Selon le leader des mauves, Paul Bérenger,  l’acting president de la République « a trahi la population mauricienne ». Il commentait la nomination de Me Ammanah Ragavoodoo à l’Electoral Supervisory Commission et l’Electoral Boundaries Commission, ce matin lors de sa conférence de presse hebdomadaire du MMM à Ébène.

Il a soutenu que cette nomination « affaiblit la crédibilité » de cette institution. « C’est inacceptable et honteux. C’est une répétition du cas Ory avec les mêmes arguments, malgré les contestations de tous les partis de l’opposition.

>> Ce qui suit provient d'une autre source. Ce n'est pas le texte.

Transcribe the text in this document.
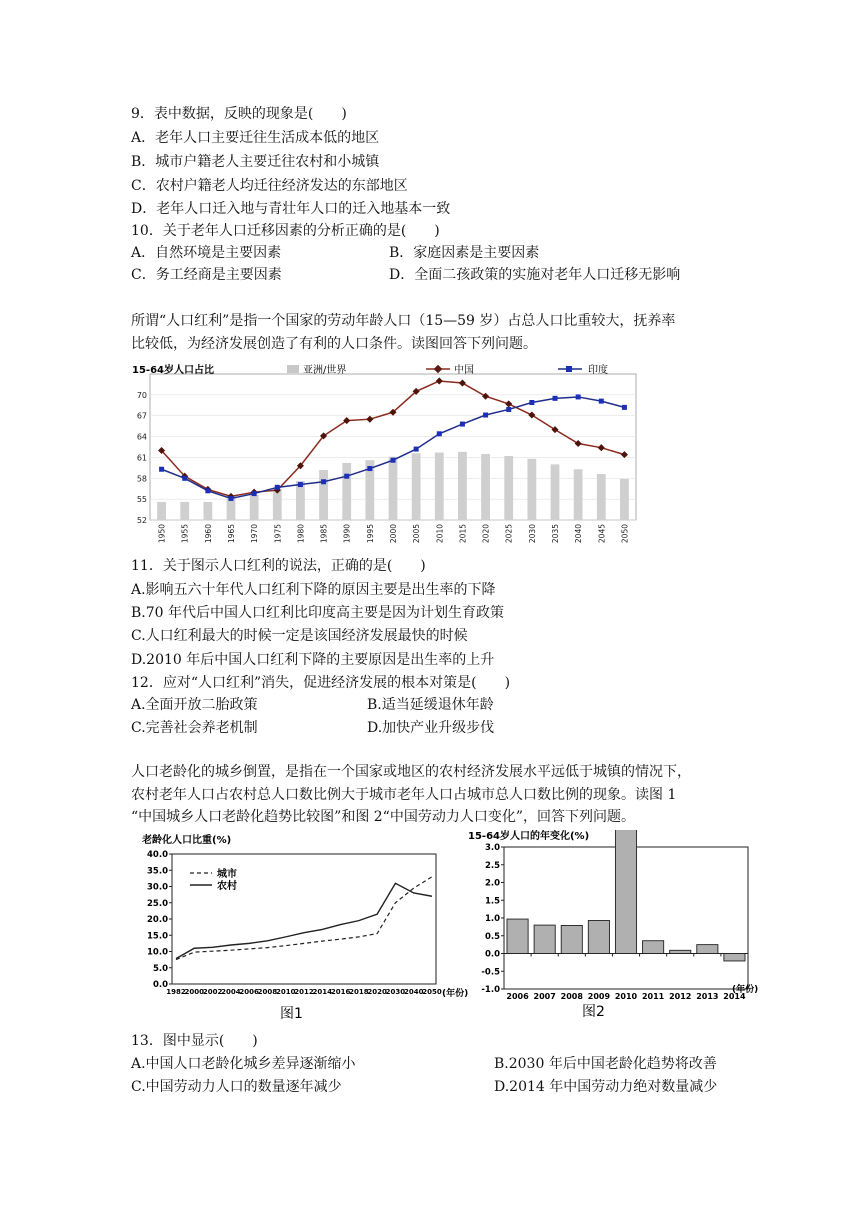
9．表中数据，反映的现象是(　　)
A．老年人口主要迁往生活成本低的地区
B．城市户籍老人主要迁往农村和小城镇
C．农村户籍老人均迁往经济发达的东部地区
D．老年人口迁入地与青壮年人口的迁入地基本一致
10．关于老年人口迁移因素的分析正确的是(　　)
A．自然环境是主要因素	B．家庭因素是主要因素
C．务工经商是主要因素	D．全面二孩政策的实施对老年人口迁移无影响
所谓“人口红利”是指一个国家的劳动年龄人口（15—59 岁）占总人口比重较大，抚养率
比较低，为经济发展创造了有利的人口条件。读图回答下列问题。
52
55
58
61
64
67
70
1950 1955 1960 1965 1970 1975 1980 1985 1990 1995 2000 2005 2010 2015 2020 2025 2030 2035 2040 2045 2050
15-64岁人口占比	亚洲/世界	中国	印度
11．关于图示人口红利的说法，正确的是(　　)
A.影响五六十年代人口红利下降的原因主要是出生率的下降
B.70 年代后中国人口红利比印度高主要是因为计划生育政策
C.人口红利最大的时候一定是该国经济发展最快的时候
D.2010 年后中国人口红利下降的主要原因是出生率的上升
12．应对“人口红利”消失，促进经济发展的根本对策是(　　)
A.全面开放二胎政策	B.适当延缓退休年龄
C.完善社会养老机制	D.加快产业升级步伐
人口老龄化的城乡倒置，是指在一个国家或地区的农村经济发展水平远低于城镇的情况下，
农村老年人口占农村总人口数比例大于城市老年人口占城市总人口数比例的现象。读图 1
“中国城乡人口老龄化趋势比较图”和图 2“中国劳动力人口变化”，回答下列问题。
老龄化人口比重(%)
0.0
5.0
10.0
15.0
20.0
25.0
30.0
35.0
40.0
1982
2000
2002
2004
2006
2008
2010
2012
2014
2016
2018
2020
2030
2040
2050
城市
农村
(年份)
图1
15-64岁人口的年变化(%)
-1.0
-0.5
0.0
0.5
1.0
1.5
2.0
2.5
3.0
2006 2007 2008 2009 2010 2011 2012 2013 2014
(年份)
图2
13．图中显示(　　)
A.中国人口老龄化城乡差异逐渐缩小	B.2030 年后中国老龄化趋势将改善
C.中国劳动力人口的数量逐年减少	D.2014 年中国劳动力绝对数量减少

C’est une vraie trahison! », déplore-t-il.

Le leader du MMM est convaincu qu’il y a eu une « pression » dans cette nomination. Toutefois, il avance qu’il « ne conteste pas la compétence » de Me Ammanah Ragavoodoo, mais sa « proximité » avec le chef du gouvernement. « Li trist, e li enn rekil », a-t-il déclaré.

Il est également revenu sur une éventuelle démission de certains membres de l’Electoral Boundaries Commission. « Je lance un appel et demande aux membres de ne pas démissionner surtout au moment de cette nomination. Il faut tout faire pour préserver la crédibilité de la commission électorale et du commissaire électoral », a-t-il lancé.

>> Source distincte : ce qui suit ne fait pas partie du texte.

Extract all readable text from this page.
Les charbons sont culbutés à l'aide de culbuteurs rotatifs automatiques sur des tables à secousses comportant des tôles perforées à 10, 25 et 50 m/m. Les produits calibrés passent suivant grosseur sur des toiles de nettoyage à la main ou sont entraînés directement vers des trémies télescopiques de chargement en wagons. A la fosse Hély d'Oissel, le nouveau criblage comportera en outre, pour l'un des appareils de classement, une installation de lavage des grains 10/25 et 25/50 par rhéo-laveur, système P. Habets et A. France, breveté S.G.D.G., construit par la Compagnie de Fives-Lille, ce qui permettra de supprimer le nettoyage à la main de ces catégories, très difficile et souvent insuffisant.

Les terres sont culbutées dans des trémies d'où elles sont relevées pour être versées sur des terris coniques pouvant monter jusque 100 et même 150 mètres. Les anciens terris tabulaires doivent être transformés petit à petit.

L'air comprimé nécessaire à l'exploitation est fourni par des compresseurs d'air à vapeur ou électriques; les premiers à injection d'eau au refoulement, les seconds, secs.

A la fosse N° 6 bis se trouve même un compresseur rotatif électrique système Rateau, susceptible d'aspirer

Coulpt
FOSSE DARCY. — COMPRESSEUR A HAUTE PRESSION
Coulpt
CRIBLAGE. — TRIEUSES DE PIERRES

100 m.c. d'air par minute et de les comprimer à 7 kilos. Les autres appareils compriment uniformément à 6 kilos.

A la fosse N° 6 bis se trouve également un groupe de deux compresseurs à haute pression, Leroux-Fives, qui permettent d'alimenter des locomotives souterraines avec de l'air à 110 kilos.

Dans ce même registre, il déplore les agissements et « dérapages » du leader de l’opposition, Xavier-Luc Duval, dans toute cette affaire. Selon Bérenger, XLD est complètement « misguided ». Il est d’avis que l’Electoral Boundaries Commission n’est pas à blâmer. « Un leader de l’opposition doit donner le bon exemple. Nous devons tout faire pour préserver la crédibilité de ces institutions, j’espère que ces insultes vont prendre fin ». 

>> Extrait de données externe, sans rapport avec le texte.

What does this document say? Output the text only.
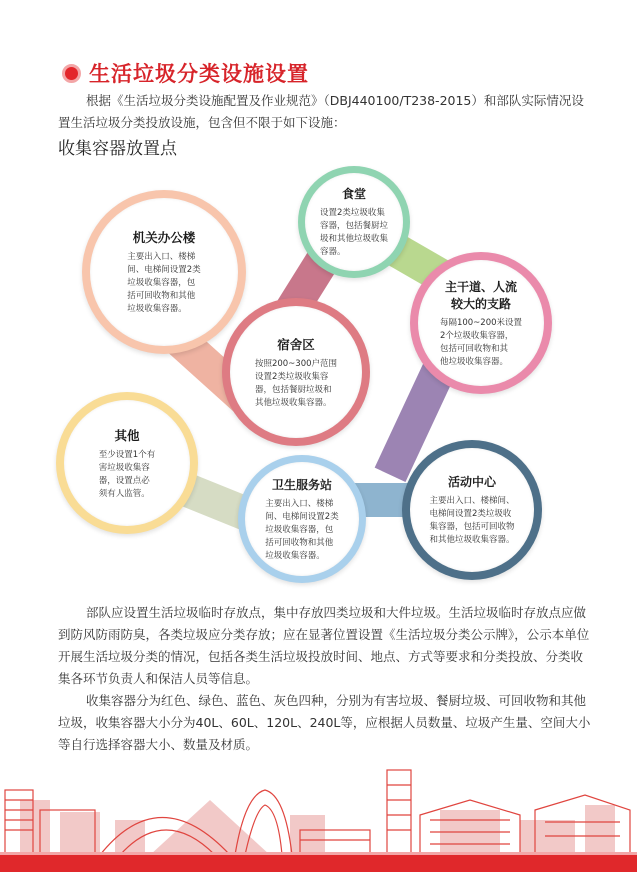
生活垃圾分类设施设置
根据《生活垃圾分类设施配置及作业规范》（DBJ440100/T238-2015）和部队实际情况设置生活垃圾分类投放设施，包含但不限于如下设施：
收集容器放置点
机关办公楼
主要出入口、楼梯
间、电梯间设置2类
垃圾收集容器，包
括可回收物和其他
垃圾收集容器。
食堂
设置2类垃圾收集
容器，包括餐厨垃
圾和其他垃圾收集
容器。
宿舍区
按照200~300户范围
设置2类垃圾收集容
器，包括餐厨垃圾和
其他垃圾收集容器。
主干道、人流
较大的支路
每隔100~200米设置
2个垃圾收集容器，
包括可回收物和其
他垃圾收集容器。
其他
至少设置1个有
害垃圾收集容
器，设置点必
须有人监管。
卫生服务站
主要出入口、楼梯
间、电梯间设置2类
垃圾收集容器，包
括可回收物和其他
垃圾收集容器。
活动中心
主要出入口、楼梯间、
电梯间设置2类垃圾收
集容器，包括可回收物
和其他垃圾收集容器。
部队应设置生活垃圾临时存放点，集中存放四类垃圾和大件垃圾。生活垃圾临时存放点应做到防风防雨防臭，各类垃圾应分类存放；应在显著位置设置《生活垃圾分类公示牌》，公示本单位开展生活垃圾分类的情况，包括各类生活垃圾投放时间、地点、方式等要求和分类投放、分类收集各环节负责人和保洁人员等信息。
收集容器分为红色、绿色、蓝色、灰色四种，分别为有害垃圾、餐厨垃圾、可回收物和其他垃圾，收集容器大小分为40L、60L、120L、240L等，应根据人员数量、垃圾产生量、空间大小等自行选择容器大小、数量及材质。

Cette rencontre a aussi été l’occasion pour Paul Bérenger de revenir sur la grosse saisie de drogue de 110 kg à Grand-Baie, mardi dernier. « C’est louche ce qui s’est passé avec cette saisie. C’est une mise en scène, un show grotesque », a-t-il lancé avant d’ajouter, « ceux qui ont été arrêtés sont des exécutants. Le point clé c’est les commanditaires. Jusqu’à présent ils n’arrivent pas à identifier le propriétaire de ce speed-boat. Quand vont-ils mettre de l’ordre dans les prisons et la police ? Quand le chef de l’ADSU va faire son travail comme il se doit, afin de mettre fin à la mafia de la drogue ? », s’interroge-t-il.